Despite the repeal of the certification requirement, local governments should be mindful that they are still prohibited from contracting with a company included on the Treasurer’s IDA list, and that doing so renders the contract void by operation of the statute.  Local governments should monitor the Treasurer’s IDA list to ensure that they do not inadvertently contract with a company on that list.  Many local governments already include a standard provision in all contracts stating that, by agreeing to the terms and conditions of the contract, the contractor certifies that it is not on the Treasurer’s IDA list and will not use subcontractors on the list (some local governments used this contract provision to comply with the certification requirement in lieu of obtaining a separate certification document or affidavit from the contractor).   There is no harm in continuing to include this provision, especially if the local government wishes to prohibit companies from using subcontractors that are included on the Treasurer’s IDA list.  However, some companies may insist on removing this provision from their contracts now that the certification requirement and the subcontractor prohibition have been repealed.
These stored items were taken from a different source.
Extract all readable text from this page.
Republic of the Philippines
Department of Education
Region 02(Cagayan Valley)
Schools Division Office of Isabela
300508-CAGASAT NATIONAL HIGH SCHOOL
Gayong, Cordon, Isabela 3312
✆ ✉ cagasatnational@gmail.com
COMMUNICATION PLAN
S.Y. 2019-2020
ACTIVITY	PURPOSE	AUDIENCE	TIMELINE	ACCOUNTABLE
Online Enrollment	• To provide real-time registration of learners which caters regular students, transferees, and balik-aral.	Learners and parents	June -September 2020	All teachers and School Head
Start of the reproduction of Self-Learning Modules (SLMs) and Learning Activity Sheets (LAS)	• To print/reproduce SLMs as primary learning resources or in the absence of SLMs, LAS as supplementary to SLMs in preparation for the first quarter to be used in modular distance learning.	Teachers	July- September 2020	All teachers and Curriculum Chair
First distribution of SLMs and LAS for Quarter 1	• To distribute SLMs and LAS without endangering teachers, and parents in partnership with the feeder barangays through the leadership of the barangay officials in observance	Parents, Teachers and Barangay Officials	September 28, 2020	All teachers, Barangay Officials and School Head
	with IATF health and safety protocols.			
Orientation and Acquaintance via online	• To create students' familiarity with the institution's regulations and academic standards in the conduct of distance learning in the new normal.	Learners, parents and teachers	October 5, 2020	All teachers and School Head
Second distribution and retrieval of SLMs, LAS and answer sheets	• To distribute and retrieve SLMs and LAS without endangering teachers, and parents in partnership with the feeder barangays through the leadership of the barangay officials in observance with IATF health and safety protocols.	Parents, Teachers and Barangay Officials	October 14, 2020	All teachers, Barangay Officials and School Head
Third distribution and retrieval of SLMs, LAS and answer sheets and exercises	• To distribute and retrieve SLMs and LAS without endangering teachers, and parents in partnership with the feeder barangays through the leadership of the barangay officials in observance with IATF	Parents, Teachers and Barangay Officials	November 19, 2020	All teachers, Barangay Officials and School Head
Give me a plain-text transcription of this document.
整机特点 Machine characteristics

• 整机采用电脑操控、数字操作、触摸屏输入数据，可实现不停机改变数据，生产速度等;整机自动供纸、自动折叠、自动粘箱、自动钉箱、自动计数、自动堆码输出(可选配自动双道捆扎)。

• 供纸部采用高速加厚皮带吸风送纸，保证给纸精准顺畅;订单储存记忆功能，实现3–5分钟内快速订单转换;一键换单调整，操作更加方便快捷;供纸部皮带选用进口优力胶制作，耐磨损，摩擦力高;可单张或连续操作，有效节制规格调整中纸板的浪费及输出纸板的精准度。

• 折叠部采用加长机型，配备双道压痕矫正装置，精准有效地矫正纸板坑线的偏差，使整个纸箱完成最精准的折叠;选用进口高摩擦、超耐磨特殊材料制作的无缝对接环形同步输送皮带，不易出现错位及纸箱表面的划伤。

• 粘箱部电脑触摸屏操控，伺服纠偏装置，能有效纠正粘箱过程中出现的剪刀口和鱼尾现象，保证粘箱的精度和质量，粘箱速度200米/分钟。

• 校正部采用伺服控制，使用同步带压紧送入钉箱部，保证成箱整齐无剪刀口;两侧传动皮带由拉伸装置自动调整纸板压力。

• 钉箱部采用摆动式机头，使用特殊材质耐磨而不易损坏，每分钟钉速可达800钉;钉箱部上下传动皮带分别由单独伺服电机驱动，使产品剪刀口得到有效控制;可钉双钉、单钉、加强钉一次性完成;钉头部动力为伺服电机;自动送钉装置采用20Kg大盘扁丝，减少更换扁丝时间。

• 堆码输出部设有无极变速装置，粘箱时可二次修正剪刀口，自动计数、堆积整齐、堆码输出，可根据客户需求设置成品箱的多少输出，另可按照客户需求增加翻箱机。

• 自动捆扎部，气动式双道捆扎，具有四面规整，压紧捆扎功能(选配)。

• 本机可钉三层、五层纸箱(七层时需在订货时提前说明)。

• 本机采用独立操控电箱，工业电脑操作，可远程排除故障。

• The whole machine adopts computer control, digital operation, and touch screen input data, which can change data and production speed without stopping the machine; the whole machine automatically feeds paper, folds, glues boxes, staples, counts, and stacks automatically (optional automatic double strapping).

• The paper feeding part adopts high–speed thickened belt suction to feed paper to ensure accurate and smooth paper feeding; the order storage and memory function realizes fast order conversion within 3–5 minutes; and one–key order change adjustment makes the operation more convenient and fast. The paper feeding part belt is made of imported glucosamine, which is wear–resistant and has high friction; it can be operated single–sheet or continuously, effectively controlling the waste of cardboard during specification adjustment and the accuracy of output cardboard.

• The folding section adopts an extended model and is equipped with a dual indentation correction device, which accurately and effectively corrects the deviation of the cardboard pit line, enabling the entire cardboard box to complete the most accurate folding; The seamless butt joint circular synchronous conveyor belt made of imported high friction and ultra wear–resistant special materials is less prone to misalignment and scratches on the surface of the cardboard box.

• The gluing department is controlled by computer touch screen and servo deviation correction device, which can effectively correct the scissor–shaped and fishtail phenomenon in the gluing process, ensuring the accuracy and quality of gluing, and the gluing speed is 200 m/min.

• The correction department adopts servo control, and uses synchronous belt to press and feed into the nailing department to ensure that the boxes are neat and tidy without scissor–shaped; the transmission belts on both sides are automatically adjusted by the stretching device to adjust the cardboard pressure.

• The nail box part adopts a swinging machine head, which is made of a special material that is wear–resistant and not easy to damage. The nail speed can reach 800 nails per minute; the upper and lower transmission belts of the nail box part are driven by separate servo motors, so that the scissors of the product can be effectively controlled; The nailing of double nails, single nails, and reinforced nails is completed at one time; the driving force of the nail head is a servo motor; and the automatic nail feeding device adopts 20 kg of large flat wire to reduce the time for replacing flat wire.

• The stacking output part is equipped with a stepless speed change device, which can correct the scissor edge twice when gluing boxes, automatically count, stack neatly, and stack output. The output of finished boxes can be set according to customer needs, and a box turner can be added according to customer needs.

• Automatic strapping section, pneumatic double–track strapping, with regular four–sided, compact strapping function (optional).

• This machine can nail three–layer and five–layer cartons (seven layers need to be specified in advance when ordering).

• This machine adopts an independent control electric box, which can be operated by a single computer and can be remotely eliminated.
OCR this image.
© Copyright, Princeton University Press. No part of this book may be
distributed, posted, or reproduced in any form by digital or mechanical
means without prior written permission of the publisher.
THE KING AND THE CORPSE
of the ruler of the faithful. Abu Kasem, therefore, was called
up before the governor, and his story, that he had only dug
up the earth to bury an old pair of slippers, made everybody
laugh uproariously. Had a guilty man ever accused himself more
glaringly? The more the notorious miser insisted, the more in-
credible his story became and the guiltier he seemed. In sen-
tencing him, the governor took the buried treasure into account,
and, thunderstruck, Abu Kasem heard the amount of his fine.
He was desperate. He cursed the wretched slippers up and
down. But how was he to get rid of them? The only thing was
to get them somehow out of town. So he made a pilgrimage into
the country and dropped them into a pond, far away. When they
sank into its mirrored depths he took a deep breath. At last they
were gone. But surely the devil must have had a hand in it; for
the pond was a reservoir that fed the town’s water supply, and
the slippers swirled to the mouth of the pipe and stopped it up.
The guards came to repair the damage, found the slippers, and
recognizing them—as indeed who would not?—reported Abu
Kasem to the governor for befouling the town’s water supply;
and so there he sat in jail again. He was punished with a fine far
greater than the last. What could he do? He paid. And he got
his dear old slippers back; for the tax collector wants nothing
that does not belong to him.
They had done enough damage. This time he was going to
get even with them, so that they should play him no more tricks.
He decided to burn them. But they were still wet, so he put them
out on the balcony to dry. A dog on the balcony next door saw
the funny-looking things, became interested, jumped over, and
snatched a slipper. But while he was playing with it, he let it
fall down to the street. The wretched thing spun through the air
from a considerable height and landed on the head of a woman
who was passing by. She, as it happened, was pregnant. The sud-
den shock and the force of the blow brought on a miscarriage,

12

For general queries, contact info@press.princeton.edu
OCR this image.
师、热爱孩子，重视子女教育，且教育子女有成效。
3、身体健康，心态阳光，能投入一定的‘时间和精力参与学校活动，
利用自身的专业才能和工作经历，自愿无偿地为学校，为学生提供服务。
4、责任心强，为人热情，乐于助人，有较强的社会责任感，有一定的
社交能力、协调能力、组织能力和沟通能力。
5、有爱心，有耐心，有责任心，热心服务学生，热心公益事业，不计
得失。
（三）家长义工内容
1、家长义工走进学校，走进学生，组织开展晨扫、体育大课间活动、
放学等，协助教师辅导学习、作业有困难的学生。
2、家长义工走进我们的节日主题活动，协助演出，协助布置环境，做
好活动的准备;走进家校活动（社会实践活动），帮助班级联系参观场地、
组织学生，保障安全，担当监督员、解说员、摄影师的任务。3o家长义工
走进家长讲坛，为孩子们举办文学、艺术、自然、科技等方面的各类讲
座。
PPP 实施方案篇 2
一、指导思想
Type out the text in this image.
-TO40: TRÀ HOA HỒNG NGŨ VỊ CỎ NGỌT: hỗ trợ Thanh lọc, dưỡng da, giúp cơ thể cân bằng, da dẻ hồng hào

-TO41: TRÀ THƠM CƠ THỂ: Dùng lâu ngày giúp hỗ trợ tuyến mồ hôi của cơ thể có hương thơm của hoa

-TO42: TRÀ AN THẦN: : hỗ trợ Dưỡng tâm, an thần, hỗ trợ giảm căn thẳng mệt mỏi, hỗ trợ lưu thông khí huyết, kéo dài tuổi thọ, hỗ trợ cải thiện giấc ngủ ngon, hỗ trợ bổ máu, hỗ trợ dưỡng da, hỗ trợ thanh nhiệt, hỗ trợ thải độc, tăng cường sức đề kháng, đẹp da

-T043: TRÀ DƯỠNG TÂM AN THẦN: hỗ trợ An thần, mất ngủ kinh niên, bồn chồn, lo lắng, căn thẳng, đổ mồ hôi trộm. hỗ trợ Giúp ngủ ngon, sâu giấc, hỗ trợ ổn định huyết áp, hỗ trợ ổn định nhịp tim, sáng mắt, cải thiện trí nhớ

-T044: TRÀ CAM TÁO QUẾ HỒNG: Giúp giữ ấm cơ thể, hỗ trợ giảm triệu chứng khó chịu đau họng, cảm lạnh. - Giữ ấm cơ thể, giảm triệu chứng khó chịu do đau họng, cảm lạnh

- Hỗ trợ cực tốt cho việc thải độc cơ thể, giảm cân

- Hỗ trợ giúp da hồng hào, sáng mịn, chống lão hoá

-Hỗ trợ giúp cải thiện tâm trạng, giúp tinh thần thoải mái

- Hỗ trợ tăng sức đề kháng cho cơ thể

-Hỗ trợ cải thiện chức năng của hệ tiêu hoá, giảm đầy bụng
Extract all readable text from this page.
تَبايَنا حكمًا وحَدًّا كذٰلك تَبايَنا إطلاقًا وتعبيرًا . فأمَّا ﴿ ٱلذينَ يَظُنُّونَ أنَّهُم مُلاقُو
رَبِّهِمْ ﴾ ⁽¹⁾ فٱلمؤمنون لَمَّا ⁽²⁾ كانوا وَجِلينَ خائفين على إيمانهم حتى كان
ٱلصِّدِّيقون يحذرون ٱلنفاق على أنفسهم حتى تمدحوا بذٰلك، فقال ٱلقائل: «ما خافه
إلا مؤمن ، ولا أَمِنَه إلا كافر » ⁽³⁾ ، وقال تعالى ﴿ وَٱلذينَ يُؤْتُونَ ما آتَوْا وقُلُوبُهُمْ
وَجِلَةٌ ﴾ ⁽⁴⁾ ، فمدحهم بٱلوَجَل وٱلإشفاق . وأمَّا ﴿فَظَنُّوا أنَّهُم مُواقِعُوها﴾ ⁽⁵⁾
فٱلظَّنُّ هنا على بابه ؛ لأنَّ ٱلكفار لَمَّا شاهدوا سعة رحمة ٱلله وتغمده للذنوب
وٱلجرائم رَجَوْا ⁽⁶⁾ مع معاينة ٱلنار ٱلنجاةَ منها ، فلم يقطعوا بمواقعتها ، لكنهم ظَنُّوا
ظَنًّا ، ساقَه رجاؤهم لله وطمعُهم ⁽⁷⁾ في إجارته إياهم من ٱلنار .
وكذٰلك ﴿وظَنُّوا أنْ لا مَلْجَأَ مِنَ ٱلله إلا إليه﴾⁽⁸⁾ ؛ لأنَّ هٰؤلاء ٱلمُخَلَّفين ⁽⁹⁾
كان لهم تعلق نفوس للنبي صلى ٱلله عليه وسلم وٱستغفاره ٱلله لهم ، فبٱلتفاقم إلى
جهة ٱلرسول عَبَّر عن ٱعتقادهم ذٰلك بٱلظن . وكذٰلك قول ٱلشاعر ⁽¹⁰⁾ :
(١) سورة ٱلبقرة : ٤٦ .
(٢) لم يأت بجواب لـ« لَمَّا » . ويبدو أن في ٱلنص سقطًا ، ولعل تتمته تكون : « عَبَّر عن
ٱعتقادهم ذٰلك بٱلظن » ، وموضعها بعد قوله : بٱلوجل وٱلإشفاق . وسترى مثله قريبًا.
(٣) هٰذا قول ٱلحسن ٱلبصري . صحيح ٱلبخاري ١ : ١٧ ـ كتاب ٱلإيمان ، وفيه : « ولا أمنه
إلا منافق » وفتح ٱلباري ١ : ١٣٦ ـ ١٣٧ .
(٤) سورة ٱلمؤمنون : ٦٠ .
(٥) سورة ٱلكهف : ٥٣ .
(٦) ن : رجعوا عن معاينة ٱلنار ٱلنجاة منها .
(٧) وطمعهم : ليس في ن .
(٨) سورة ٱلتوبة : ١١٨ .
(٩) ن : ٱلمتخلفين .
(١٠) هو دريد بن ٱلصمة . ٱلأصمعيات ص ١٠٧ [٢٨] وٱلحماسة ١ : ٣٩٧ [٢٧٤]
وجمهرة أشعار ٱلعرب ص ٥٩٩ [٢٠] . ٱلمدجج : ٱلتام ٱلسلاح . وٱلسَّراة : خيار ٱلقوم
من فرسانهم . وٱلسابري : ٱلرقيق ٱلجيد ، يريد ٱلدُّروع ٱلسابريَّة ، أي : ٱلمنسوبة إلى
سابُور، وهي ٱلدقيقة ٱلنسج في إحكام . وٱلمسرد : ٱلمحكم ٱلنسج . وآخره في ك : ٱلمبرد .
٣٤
The second change to the IDA included in H161 is to substitute the word “company” for the word “person” in defining what entities state agencies and local governments are prohibited from contracting with.  The legislation defines “company” in a new GS 147‑86.57(1) as “any sole proprietorship, organization, association, corporation, partnership, joint venture, limited partnership, limited liability partnership, limited liability company, or other entity or business association, including all wholly owned subsidiaries, majority‑owned subsidiaries, parent companies, or affiliates of those entities or business associations.”  The bill then applies this new definition throughout the IDA to clarify that it is a “company” and not a “person” that is prohibited from contracting with state agencies and local governments if the company is on the Treasurer’s IDA list.   This change removes confusion over whether the IDA certification requirement (now repealed) and contracting prohibition (still in effect) applies to inter-governmental contracts.  With the use of the term “company” as it is now defined, it is clear that the IDA contracting prohibition does not apply to governmental contracts with other governmental agencies.

A final change to the IDA included in H161 is to require the Treasurer to update the IDA list annually, not every six months as was required under the original version of the IDA.   The current IDA list is effective as of May 16, 2017.  When the Treasurer next publishes the updated list, it will be in effect for a year, not six months.

These changes to the IDA take effect on October 1, 2017.  Technically speaking, the certification requirement remains in effect until this date, so local governments should continue to comply with it until September 30th.  On October 1st, local governments and state agencies can discontinue the certification compliance measures they have been using for the past two years, but still must be mindful not to contract with a company on the Treasurer’s IDA list.